Conditional source identification measure (CSIM) scores by humor type (with standard errors). Higher CSIM scores reflect greater attributions of authorship

The same source attribution analysis was conducted on the 20 new items. For both funny and nonfunny lure captions, the proportions of items for which each gender source was identified were calculated. The interaction of humor type and writer gender was significant, F(1, 210) = 4.10, p = .044. Follow-up t tests indicated no difference in the attribution of nonfunny captions to females (M = .49, SD = .28) as compared to males (M = .50, SD = .26), t(210) = 0.13, p = .899, but did show that funny captions were more often attributed to males (M = .61, SD = .26) than to females (M = .47, SD = .26), t(210) = 2.99, p = .003.
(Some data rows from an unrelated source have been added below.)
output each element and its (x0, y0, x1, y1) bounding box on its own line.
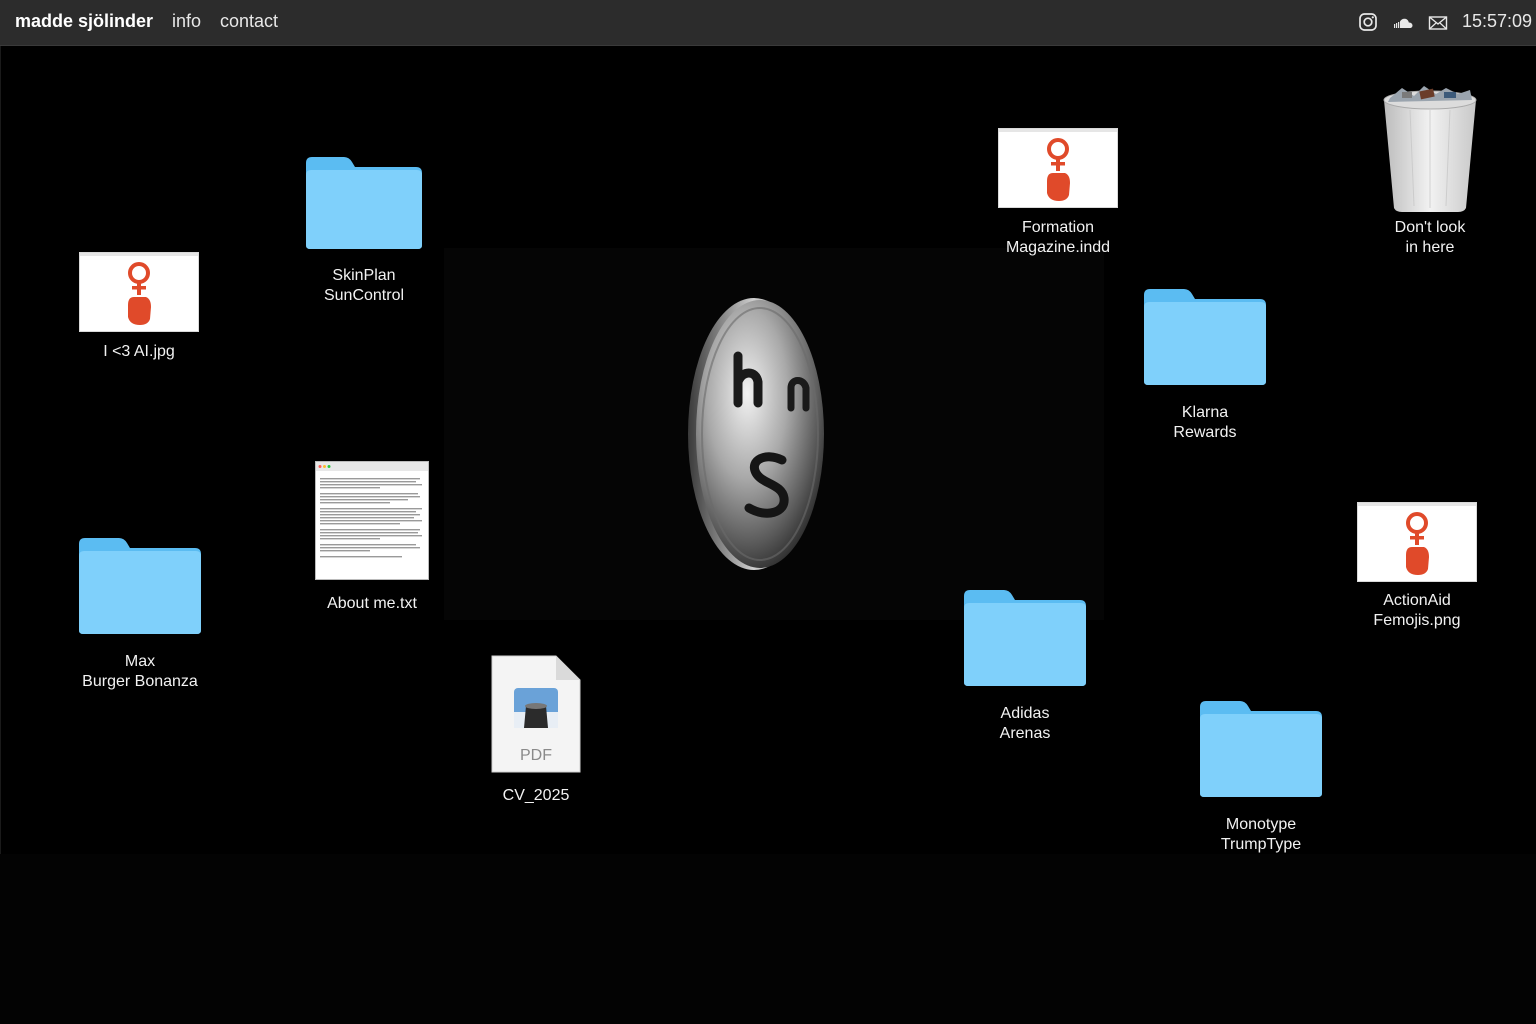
folder-icon-klarna[interactable] (1142, 287, 1268, 387)
folder-label-skinplan[interactable]: SkinPlan SunControl (304, 266, 424, 306)
image-thumbnail-formation[interactable] (998, 128, 1118, 208)
folder-icon-monotype[interactable] (1198, 699, 1324, 799)
site-brand[interactable]: madde sjölinder (15, 11, 153, 32)
femoji-icon (1358, 503, 1476, 575)
instagram-icon[interactable] (1358, 12, 1378, 32)
soundcloud-icon[interactable] (1392, 13, 1414, 33)
text-document-icon (316, 462, 428, 558)
menu-bar: madde sjölinder info contact 15:57:09 (0, 0, 1536, 46)
page-footer-area (0, 854, 1536, 1024)
trash-label[interactable]: Don't look in here (1370, 218, 1490, 258)
image-thumbnail-ai-jpg[interactable] (79, 252, 199, 332)
folder-icon-max[interactable] (77, 536, 203, 636)
femoji-icon (80, 253, 198, 325)
pdf-badge: PDF (520, 747, 552, 764)
folder-icon-skinplan[interactable] (304, 155, 424, 251)
file-label-actionaid[interactable]: ActionAid Femojis.png (1347, 591, 1487, 631)
menu-info-link[interactable]: info (172, 11, 201, 32)
folder-icon-adidas[interactable] (962, 588, 1088, 688)
file-label-ai-jpg[interactable]: I <3 AI.jpg (79, 342, 199, 362)
femoji-icon (999, 129, 1117, 201)
file-label-cv[interactable]: CV_2025 (476, 786, 596, 806)
trash-icon[interactable] (1380, 86, 1480, 214)
file-label-about[interactable]: About me.txt (306, 594, 438, 614)
coin-logo-image (688, 298, 824, 570)
menu-contact-link[interactable]: contact (220, 11, 278, 32)
file-label-formation[interactable]: Formation Magazine.indd (988, 218, 1128, 258)
folder-label-max[interactable]: Max Burger Bonanza (70, 652, 210, 692)
mail-icon[interactable] (1428, 13, 1448, 33)
image-thumbnail-actionaid[interactable] (1357, 502, 1477, 582)
clock: 15:57:09 (1462, 11, 1533, 31)
text-file-thumbnail-about[interactable] (315, 461, 429, 580)
showreel-video[interactable] (444, 248, 1104, 620)
folder-label-klarna[interactable]: Klarna Rewards (1144, 403, 1266, 443)
folder-label-adidas[interactable]: Adidas Arenas (964, 704, 1086, 744)
folder-label-monotype[interactable]: Monotype TrumpType (1195, 815, 1327, 855)
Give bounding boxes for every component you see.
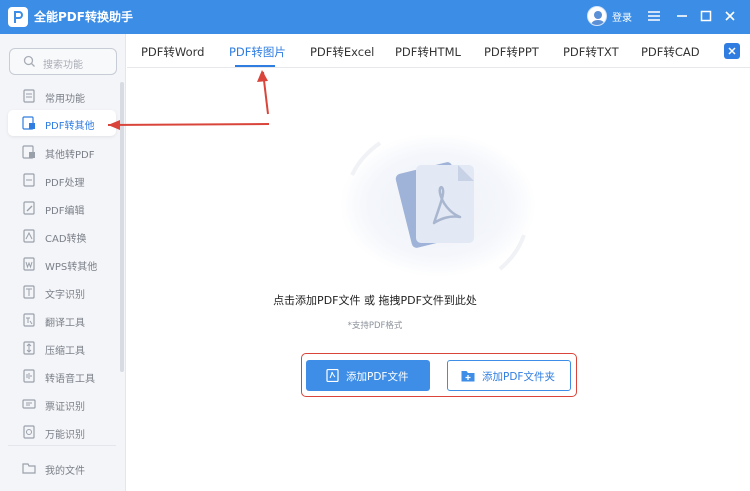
app-logo-icon (8, 7, 28, 27)
user-avatar-icon[interactable] (587, 6, 607, 26)
sidebar-item-wps[interactable]: WPS转其他 (8, 251, 116, 277)
tab-pdf-to-cad[interactable]: PDF转CAD (641, 44, 700, 60)
sidebar-item-pdf-to-other[interactable]: PDF转其他 (8, 110, 116, 136)
sidebar-item-label: WPS转其他 (45, 262, 98, 273)
wps-icon (23, 257, 35, 271)
pdf-file-icon (326, 369, 339, 382)
sidebar-item-label: PDF编辑 (45, 206, 85, 217)
app-title: 全能PDF转换助手 (34, 10, 133, 24)
add-pdf-folder-button[interactable]: 添加PDF文件夹 (447, 360, 571, 391)
sidebar: 搜索功能 常用功能 PDF转其他 其他转PDF PDF处理 PDF编辑 CAD转… (0, 34, 126, 491)
cad-icon (23, 229, 35, 243)
pdf-edit-icon (23, 201, 35, 215)
tab-pdf-to-html[interactable]: PDF转HTML (395, 44, 461, 60)
add-pdf-file-label: 添加PDF文件 (346, 371, 409, 383)
supported-format-text: *支持PDF格式 (347, 321, 403, 331)
active-tab-indicator (235, 65, 275, 67)
minimize-icon[interactable] (673, 7, 691, 25)
sidebar-item-label: 我的文件 (45, 466, 85, 477)
tab-bar: PDF转Word PDF转图片 PDF转Excel PDF转HTML PDF转P… (127, 34, 750, 68)
sidebar-divider (8, 445, 116, 446)
add-pdf-folder-label: 添加PDF文件夹 (482, 371, 555, 383)
tab-pdf-to-word[interactable]: PDF转Word (141, 44, 204, 60)
tab-pdf-to-txt[interactable]: PDF转TXT (563, 44, 619, 60)
sidebar-item-my-files[interactable]: 我的文件 (8, 455, 116, 481)
ticket-icon (22, 399, 36, 409)
sidebar-item-speech[interactable]: 转语音工具 (8, 363, 116, 389)
search-input[interactable]: 搜索功能 (9, 48, 117, 75)
sidebar-item-pdf-process[interactable]: PDF处理 (8, 167, 116, 193)
speech-icon (23, 369, 35, 383)
sidebar-item-other-to-pdf[interactable]: 其他转PDF (8, 139, 116, 165)
sidebar-item-pdf-edit[interactable]: PDF编辑 (8, 195, 116, 221)
sidebar-item-universal[interactable]: 万能识别 (8, 419, 116, 445)
search-icon (23, 55, 35, 67)
pdf-file-illustration-icon (340, 135, 536, 277)
sidebar-item-label: CAD转换 (45, 234, 87, 245)
compress-icon (23, 341, 35, 355)
sidebar-item-label: PDF转其他 (45, 121, 95, 132)
folder-add-icon (461, 371, 475, 382)
sidebar-item-ticket[interactable]: 票证识别 (8, 391, 116, 417)
sidebar-item-label: 万能识别 (45, 430, 85, 441)
pdf-process-icon (23, 173, 35, 187)
to-pdf-icon (22, 145, 35, 159)
sidebar-item-label: 票证识别 (45, 402, 85, 413)
sidebar-item-label: 常用功能 (45, 94, 85, 105)
login-button[interactable]: 登录 (612, 9, 632, 24)
panel-close-icon[interactable] (724, 43, 740, 59)
sidebar-item-cad[interactable]: CAD转换 (8, 223, 116, 249)
sidebar-item-label: 转语音工具 (45, 374, 95, 385)
sidebar-item-common[interactable]: 常用功能 (8, 83, 116, 109)
drop-instruction-text: 点击添加PDF文件 或 拖拽PDF文件到此处 (273, 294, 477, 307)
sidebar-item-label: PDF处理 (45, 178, 85, 189)
menu-icon[interactable] (645, 7, 663, 25)
maximize-icon[interactable] (697, 7, 715, 25)
sidebar-item-label: 其他转PDF (45, 150, 95, 161)
tab-pdf-to-ppt[interactable]: PDF转PPT (484, 44, 539, 60)
close-icon[interactable] (721, 7, 739, 25)
common-icon (23, 89, 35, 103)
tab-pdf-to-image[interactable]: PDF转图片 (229, 44, 286, 60)
my-files-icon (22, 463, 36, 474)
sidebar-item-compress[interactable]: 压缩工具 (8, 335, 116, 361)
search-placeholder: 搜索功能 (43, 60, 83, 71)
pdf-convert-icon (22, 116, 35, 130)
add-pdf-file-button[interactable]: 添加PDF文件 (306, 360, 430, 391)
title-bar: 全能PDF转换助手 登录 (0, 0, 750, 34)
sidebar-item-label: 压缩工具 (45, 346, 85, 357)
tab-pdf-to-excel[interactable]: PDF转Excel (310, 44, 374, 60)
universal-icon (23, 425, 35, 439)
Humorous items often afford a memorial benefit. Our findings replicate the humor effect (Kaplan & Pascoe, 1977; Schmidt, 1994, 2002; Schmidt & Williams, 2001; Takahashi & Inoue, 2009), with the funny captions not only remembered better, but also with the gender of their authors remembered better. The analyses also provide evidence for a humor-based retrieval bias; individuals of both genders tend to misattribute humorous captions to male writers. This was true both for misremembering captions whose author gender the participants had seen and for attributions of new captions whose author gender the participants were only guessing. This finding is consistent with previous research on the stereotypes that influence source memory decisions (e.g., Hicks & Cockman, 2003).


We explored two possible components underlying the stereotype that males are funnier, and both received some empirical support. Men, at least under the conditions and constraints of the present experimental situation, were funnier. In addition, funny captions were preferentially attributed to male authors, a bias that was present in both men and women.

The data are not entirely consistent with a view of male humor being favored evolutionarily as impressing women (Miller, 2000), because male humor (perhaps like the male sports car) appeals most especially to other men. Nor are the data consistent with humor being gender specific, because we found that, while men prefer male humor, women (albeit very slightly) also prefer it. Our data did reveal slight differences in the content of the humor produced by men and women, with men inclined slightly more to sex and profanity, but the factors that made their captions slightly more successful, and especially so to other men, were elusive.

The data do suggest that men’s view that men are funnier could be a result of their actually finding the humor they produce funnier, as well as of their biased recall of funny things as having sprung from men’s minds. Women, who were perhaps slightly less strong in their conviction that men are funnier, also showed less of an effect of actually finding them funnier, though women did show equally biased recall. Women’s laughing more at men (Provine, 2000), when the gender is known, may be largely due not to superior humor, but to more subtle social influences, which are known to impact laughter (e.g., social status; Coser, 1960; Robinson & Smith-Lovin, 2001).

Other factors will likely contribute to the impression of male funniness. In our first study, everyone was asked to be funny, and it could be that men would spontaneously regard more occasions as appropriate for humor—because they feel it is expected of them, in order to impress women, or because they are less cautious about hurt feelings. It could also be that our caption contest required a style of humor at which women are relatively adept, and that other domains would produce different results. As an argument against these points, however, we did find a dramatic difference between the male and female caption authors in their predictions of success. Male confidence, in this domain at least, does seem to outstrip male competence.